In a table partitioned BY LIST (n), how can I quickly SELECT MAX(n) without an index?


I created a MyISAM table that stores rows in different partitions based on the year column, with each year given its own partition, e.g.:

CREATE TABLE t (
  id INT UNSIGNED AUTO_INCREMENT
, year SMALLINT(4) UNSIGNED
, ...
, PRIMARY KEY (id, year)
) ENGINE=MyISAM
PARTITION BY LIST (year) (
  PARTITION p0 VALUES IN (2000)
, PARTITION p1 VALUES IN (2001)
, ...
);

The question I want to answer is simple; what's the greatest value of year in the table? In other words:

SELECT MAX(year) FROM t;

It seems, from looking at the table definition, that there should be an execution plan for this query that runs in constant time without reordering the PK or creating a new index on year. All the database needs to do is find the partition that's defined as having the maximum value, and then check whether any rows exist in that partition; if not, check the next largest, and so on. Unfortunately, the optimizer chooses instead to do a full table scan.

I can easily query INFORMATION_SCHEMA to find the largest value of year for which there is a defined partition:

SELECT MAX(PARTITION_DESCRIPTION)
FROM INFORMATION_SCHEMA.PARTITIONS
WHERE TABLE_NAME = 't';

However, that only tells me about the partitions defined on the table, not the rows that exist in the table; if some partitions could be empty, it's not necessarily going to give me the MAX(year). I tried adding an EXISTS condition:

SELECT MAX(PARTITION_DESCRIPTION)
FROM INFORMATION_SCHEMA.PARTITIONS
WHERE TABLE_NAME = 't'
    AND EXISTS(SELECT 1 FROM fact_registration 
               WHERE year = PARTITION_DESCRIPTION);

This works, but it takes just as long as the full table scan.

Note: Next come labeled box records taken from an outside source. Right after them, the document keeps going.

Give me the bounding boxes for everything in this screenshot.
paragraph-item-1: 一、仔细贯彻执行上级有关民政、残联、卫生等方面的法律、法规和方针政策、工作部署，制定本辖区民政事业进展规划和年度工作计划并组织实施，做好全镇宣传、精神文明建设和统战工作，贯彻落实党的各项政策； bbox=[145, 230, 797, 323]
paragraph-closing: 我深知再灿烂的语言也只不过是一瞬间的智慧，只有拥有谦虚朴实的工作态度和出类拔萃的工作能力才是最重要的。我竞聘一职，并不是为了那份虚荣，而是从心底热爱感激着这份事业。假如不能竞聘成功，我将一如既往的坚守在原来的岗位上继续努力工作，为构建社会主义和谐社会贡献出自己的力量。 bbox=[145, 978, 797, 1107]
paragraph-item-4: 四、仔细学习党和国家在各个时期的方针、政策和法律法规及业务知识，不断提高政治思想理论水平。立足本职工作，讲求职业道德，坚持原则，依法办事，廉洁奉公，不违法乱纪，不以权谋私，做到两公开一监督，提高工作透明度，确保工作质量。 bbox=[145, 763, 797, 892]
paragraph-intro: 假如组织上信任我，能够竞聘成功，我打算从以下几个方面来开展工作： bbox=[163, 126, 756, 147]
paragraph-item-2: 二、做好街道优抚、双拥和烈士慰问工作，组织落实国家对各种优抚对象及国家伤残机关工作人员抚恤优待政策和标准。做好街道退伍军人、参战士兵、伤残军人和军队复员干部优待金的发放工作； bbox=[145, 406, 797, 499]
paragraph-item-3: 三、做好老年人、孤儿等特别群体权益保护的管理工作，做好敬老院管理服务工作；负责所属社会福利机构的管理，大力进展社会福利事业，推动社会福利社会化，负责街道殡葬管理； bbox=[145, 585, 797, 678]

I also tried to do a partition select in the subquery but the syntax won't accept a user variable or a reference:

SELECT MAX(PARTITION_DESCRIPTION)
FROM
    INFORMATION_SCHEMA.PARTITIONS AS P
WHERE
    TABLE_NAME = 'fact_registration'
        AND EXISTS(SELECT 1 FROM fact_registration 
                   PARTITION(P.PARTITION_DESCRIPTION));  # syntax error, unexpected '.'

So, how can I eliminate the table scan and find the accurate maximum on the table?


Solution

  • It turns out the answer to this was as simple as taking a closer look at the columns in the INFORMATION_SCHEMA.PARTITIONS table:

    TABLE_ROWS: The number of table rows in the partition.

    For partitioned InnoDB tables, the row count given in the TABLE_ROWS column is only an estimated value used in SQL optimization, and may not always be exact.

    So, for the MyISAM engine in particular, we can find the MAX(year) without a table scan or any additional indexing by using the following query:

    SELECT MAX(PARTITION_DESCRIPTION) AS maxyear
    FROM
        INFORMATION_SCHEMA.PARTITIONS
    WHERE
        TABLE_NAME = 'fact_registration'
            AND TABLE_ROWS > 0;
    

    Note that this only works in certain situations - if you have more than one value in a partition, the fact that there are rows in the partition doesn't necessarily mean that one or the other value is present; and since PARTITION_DESCRIPTION is a longtext column, the integer values you supply will be stored as a comma-separated string.